Pourquoi anticiper sa retraite est devenu indispensable

Le système de retraite par répartition français traverse une zone de turbulences. La suspension de la réforme des retraites, votée en novembre 2025 et confirmée en février 2026, gèle temporairement le relèvement de l’âge légal pour les générations 1964 à 1968. Mais cette suspension ne résout pas le problème structurel : le ratio actifs/retraités continue de se dégrader, et les pensions futures risquent de ne couvrir qu’une partie de vos revenus d’activité.

Le taux de remplacement en chute libre

Le taux de remplacement (le rapport entre votre pension et votre dernier salaire) est en baisse constante. Pour un cadre du secteur privé, il tourne aujourd’hui autour de 50 à 55 %. Cela signifie concrètement que si vous gagnez 3 500 € nets par mois, votre pension pourrait ne représenter que 1 750 à 1 925 €. Ce manque à gagner de 1 500 à 1 750 € mensuels, il faut le combler par de l’épargne personnelle.

La puissance du temps et des intérêts composés

Plus vous commencez tôt, moins l’effort d’épargne mensuel est important grâce aux intérêts composés. En investissant 300 € par mois dès 30 ans avec un rendement annuel moyen de 7 % (historique du MSCI World), vous accumulez environ 566 000 € à 60 ans. En commençant à 40 ans, avec le même effort, vous n’atteignez que 243 000 €. Le temps est votre meilleur allié : chaque année perdue coûte cher.

Le Plan d’Épargne Retraite (PER) : l’enveloppe fiscale dédiée

Le Plan d’Épargne Retraite est l’enveloppe spécifiquement conçue pour préparer sa retraite. Créé par la loi PACTE en 2019, il remplace les anciens dispositifs (PERP, Madelin, PERCO) et offre un avantage fiscal puissant à l’entrée.

L’avantage fiscal du PER en 2026

Le principal atout du PER réside dans la déductibilité des versements de votre revenu imposable. En 2026, vous pouvez déduire jusqu’à 38 448 € par personne (10 % des revenus professionnels, plafonnés à 8 fois le PASS). Pour les travailleurs non-salariés (TNS), ce plafond monte à 88 911 €. Même avec des revenus modestes, un plancher de 4 806 € de déduction est garanti.

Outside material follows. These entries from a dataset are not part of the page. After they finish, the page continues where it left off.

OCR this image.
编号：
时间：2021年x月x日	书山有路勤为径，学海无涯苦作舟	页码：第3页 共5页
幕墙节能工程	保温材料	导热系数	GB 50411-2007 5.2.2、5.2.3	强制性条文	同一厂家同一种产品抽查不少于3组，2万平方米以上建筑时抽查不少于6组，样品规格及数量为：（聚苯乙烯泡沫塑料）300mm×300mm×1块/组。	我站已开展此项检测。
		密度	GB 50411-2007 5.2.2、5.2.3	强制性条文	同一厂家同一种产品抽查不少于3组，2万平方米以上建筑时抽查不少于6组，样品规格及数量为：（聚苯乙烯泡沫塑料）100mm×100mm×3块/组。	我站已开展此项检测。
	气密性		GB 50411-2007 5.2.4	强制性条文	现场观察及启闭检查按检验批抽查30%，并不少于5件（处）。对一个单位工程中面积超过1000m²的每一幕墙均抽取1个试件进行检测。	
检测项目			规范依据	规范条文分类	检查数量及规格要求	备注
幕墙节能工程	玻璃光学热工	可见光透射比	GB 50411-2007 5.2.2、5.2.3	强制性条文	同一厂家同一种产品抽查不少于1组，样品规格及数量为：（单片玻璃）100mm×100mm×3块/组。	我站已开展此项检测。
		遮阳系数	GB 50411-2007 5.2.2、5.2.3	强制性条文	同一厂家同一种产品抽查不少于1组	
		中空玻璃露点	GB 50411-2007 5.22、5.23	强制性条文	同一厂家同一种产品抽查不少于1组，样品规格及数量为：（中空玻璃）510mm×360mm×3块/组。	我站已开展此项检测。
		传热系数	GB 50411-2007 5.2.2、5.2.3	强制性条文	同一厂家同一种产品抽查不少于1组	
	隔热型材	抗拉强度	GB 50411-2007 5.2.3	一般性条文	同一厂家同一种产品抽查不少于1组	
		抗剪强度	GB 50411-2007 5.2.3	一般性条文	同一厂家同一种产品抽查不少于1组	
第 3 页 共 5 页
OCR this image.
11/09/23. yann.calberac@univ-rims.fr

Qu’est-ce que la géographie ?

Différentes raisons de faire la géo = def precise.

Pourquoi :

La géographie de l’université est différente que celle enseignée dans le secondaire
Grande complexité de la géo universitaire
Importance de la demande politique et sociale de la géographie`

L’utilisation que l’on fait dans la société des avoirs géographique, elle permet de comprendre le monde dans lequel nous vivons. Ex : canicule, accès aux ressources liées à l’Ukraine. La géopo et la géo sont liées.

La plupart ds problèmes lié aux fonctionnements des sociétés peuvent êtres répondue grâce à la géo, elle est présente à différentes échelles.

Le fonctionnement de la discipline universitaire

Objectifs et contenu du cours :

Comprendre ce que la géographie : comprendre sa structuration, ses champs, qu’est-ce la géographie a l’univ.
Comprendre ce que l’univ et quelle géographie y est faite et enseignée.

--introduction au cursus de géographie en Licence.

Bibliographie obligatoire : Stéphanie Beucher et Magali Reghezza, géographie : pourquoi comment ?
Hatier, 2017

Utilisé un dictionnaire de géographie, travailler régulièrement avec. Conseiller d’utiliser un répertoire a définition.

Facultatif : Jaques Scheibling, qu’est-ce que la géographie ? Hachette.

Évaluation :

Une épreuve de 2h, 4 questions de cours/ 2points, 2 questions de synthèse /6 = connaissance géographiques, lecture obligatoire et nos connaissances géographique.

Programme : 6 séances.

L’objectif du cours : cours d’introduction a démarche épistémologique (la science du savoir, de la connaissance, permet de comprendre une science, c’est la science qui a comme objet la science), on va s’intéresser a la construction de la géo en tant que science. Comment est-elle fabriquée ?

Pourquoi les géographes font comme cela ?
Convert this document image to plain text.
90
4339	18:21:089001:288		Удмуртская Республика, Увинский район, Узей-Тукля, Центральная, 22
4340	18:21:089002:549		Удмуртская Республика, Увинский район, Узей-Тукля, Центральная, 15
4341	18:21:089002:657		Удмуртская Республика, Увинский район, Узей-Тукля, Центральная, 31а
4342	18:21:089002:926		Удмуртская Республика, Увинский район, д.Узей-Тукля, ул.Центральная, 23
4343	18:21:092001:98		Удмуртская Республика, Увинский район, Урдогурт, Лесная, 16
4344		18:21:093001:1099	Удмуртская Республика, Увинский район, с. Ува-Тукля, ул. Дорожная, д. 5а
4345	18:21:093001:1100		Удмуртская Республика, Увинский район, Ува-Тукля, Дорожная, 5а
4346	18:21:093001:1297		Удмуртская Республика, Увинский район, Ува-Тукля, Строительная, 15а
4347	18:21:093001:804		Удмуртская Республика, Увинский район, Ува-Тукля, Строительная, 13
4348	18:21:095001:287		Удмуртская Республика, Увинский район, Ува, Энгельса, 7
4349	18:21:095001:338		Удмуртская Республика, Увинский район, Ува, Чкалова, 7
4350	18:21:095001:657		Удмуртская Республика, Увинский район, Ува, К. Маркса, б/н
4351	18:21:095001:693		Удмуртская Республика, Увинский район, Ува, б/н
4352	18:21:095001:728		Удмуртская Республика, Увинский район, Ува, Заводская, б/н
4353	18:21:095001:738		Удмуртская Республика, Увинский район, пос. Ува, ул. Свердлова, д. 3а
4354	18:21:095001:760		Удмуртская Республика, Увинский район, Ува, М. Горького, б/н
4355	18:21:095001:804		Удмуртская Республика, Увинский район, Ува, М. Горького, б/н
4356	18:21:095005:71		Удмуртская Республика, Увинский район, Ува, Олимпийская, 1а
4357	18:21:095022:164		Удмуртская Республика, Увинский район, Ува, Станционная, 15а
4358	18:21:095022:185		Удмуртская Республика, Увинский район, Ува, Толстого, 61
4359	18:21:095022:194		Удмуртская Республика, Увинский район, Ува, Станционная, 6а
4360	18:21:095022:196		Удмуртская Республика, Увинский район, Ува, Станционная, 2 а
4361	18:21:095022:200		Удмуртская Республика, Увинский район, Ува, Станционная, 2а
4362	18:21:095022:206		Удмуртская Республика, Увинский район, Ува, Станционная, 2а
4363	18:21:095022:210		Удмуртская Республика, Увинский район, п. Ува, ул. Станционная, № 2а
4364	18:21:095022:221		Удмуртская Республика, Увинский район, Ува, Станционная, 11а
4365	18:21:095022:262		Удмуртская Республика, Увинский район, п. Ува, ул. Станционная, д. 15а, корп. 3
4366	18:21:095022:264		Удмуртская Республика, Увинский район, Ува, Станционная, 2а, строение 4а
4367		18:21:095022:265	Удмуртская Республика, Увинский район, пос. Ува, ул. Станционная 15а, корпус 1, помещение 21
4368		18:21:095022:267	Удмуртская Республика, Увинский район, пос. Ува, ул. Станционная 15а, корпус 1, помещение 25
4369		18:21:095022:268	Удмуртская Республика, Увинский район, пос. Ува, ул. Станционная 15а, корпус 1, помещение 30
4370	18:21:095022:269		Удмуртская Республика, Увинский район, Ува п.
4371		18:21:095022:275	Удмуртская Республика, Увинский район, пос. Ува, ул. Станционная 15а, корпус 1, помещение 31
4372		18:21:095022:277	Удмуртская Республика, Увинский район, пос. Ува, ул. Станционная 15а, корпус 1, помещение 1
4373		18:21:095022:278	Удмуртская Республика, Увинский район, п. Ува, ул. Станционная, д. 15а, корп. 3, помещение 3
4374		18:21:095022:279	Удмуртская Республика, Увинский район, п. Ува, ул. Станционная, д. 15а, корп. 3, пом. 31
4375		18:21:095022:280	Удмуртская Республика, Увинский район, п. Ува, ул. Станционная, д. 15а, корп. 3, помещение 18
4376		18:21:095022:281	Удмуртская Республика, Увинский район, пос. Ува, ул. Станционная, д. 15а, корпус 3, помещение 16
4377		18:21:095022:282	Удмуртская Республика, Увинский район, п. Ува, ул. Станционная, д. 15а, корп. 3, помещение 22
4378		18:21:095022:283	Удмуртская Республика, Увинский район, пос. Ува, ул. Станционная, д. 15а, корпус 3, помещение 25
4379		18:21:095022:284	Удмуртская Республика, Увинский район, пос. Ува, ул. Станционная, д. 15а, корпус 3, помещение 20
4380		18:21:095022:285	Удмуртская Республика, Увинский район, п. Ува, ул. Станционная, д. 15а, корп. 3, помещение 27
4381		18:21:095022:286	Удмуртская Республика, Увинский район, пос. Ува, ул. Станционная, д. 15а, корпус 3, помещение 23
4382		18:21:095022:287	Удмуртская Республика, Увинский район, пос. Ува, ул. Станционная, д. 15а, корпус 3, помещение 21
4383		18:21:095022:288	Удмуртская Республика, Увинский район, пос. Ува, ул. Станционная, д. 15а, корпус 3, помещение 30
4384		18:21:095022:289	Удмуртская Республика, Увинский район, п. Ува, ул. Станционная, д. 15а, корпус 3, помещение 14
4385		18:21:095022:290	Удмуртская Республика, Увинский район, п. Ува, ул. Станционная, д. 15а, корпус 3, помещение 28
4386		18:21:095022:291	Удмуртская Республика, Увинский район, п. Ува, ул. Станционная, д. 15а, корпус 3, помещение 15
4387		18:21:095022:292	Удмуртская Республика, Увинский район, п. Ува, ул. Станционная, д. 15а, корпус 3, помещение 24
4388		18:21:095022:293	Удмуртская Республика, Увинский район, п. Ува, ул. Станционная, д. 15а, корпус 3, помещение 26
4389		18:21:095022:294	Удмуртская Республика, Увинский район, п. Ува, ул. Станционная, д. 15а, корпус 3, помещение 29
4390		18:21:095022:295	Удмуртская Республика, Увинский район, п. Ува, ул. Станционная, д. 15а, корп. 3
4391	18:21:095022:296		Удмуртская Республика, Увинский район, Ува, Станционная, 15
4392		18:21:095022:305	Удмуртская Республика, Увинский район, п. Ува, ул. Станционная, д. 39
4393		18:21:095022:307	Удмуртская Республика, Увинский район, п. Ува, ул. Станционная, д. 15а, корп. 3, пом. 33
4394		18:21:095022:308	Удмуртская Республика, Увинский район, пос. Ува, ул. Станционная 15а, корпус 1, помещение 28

Nouveauté importante : la loi de finances 2026 allonge la durée de report des plafonds non utilisés de 3 à 5 ans. Vous pouvez donc récupérer les plafonds des cinq dernières années pour effectuer un versement massif. En revanche, la déduction fiscale est supprimée pour les versements effectués après 70 ans.

Les meilleurs PER en 2026

Tous les PER ne se valent pas. Les frais de gestion varient considérablement et grignotent votre performance sur le long terme. Voici les contrats les plus compétitifs du marché :

PERFrais de gestion UCNombre de supportsType de gestionPoint fort
Linxea Spirit PER0,50 %700+Libre / PilotéeLarge choix SCPI et ETF
Yomoni PER Retraite0,30 %ETFPilotéeFrais les plus bas du marché
Ramify Flagship PER0,50 %ETF + SCPIPilotéeAllocation multi-classes
Placement-direct PER0,50 %600+Libre / PilotéeFonds euros performant
Fortuneo PER0,50 %150+Libre / Pilotée0 frais de versement

Sortie du PER : capital ou rente ?

Au moment de la retraite, vous avez le choix entre une sortie en capital (en une ou plusieurs fois), une sortie en rente viagère, ou un mix des deux. La sortie en capital est généralement plus avantageuse fiscalement pour les versements effectués après 70 ans (seuls les gains sont taxés). Pour les versements déduits, le capital est soumis à l’impôt sur le revenu à la sortie, mais votre tranche marginale est souvent plus basse à la retraite qu’en activité.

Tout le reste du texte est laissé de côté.